Erdogan attend des mesures américaines concernant la vente de F-16 en vue de l'adhésion de la Suède à l'OTAN

L’opposition à la vente au Congrès américain demeure alors que la Suède attend l’approbation du parlement turc avant de pouvoir rejoindre l’alliance.

Le président turc Recep Tayyip Erdogan a déclaré qu’il attendait des mesures du Congrès américain concernant la vente d’avions de combat F-16 à Ankara avant que le parlement de son pays puisse ratifier la candidature de la Suède à l’OTAN.

« En tant que président, j’ai fait ma part, mais j’ai aussi des attentes. Les États-Unis devraient l’adopter [F-16 sales to Turkey] de son Congrès, afin que nous puissions prendre ces mesures simultanément », a déclaré Erdogan aux journalistes mercredi, selon la chaîne Haberturk et d’autres médias turcs.

On ne sait toujours pas si et quand le Congrès américain mettra en œuvre ce plan, malgré le soutien à la vente du président américain Joe Biden. Et bien qu’il n’y ait pas de délai clair pour l’approbation de la demande d’achat des F-16, Ankara a lié la question à l’offre de la Suède.

Le mois dernier, la commission des affaires étrangères du parlement turc a retardé le vote sur la candidature de la Suède, un revers pour les espoirs de ce pays nordique de rejoindre l’alliance occidentale après 18 mois d’attente.
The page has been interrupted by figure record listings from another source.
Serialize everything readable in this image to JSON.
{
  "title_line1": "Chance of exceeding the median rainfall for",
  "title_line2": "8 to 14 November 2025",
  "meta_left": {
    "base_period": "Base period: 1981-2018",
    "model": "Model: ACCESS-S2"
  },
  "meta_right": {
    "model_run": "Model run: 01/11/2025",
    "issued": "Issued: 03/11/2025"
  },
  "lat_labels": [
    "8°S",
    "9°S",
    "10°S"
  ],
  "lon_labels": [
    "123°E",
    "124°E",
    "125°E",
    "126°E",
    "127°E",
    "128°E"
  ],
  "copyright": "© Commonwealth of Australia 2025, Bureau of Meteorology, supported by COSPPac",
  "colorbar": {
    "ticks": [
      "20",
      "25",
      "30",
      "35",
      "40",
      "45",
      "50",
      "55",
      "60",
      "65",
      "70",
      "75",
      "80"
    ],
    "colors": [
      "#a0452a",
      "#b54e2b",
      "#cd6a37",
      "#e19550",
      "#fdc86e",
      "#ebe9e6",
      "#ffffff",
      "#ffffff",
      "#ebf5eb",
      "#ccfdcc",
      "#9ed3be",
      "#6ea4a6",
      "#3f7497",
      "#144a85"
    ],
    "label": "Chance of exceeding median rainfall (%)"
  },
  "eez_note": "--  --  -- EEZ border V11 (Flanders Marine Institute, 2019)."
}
Pour être ratifié, le projet de loi doit être approuvé par la commission avant d’être soumis au vote du Parlement.

Alors qu’Erdogan avait précédemment déclaré qu’il tenterait de faciliter le processus de ratification, il a souligné que la Suède n’avait pas pris suffisamment de mesures contre les groupes armés kurdes.

La Turquie a exigé que la Suède prenne davantage de mesures pour contrôler les membres locaux du Parti des travailleurs du Kurdistan (PKK), considéré comme un groupe « terroriste » par Ankara, l’Union européenne et les États-Unis.

Les alliés de l’OTAN ont récemment exprimé leur déception face à la longueur du processus à Ankara.

La Suède et la Finlande ont demandé à rejoindre l’OTAN en mai de l’année dernière, suite à l’invasion de l’Ukraine par la Russie. Pour rejoindre l’alliance, un candidat doit être approuvé par tous les membres. Si l’adhésion de la Finlande a été approuvée en avril, la Turquie et la Hongrie n’ont pas encore approuvé la demande d’adhésion de la Suède.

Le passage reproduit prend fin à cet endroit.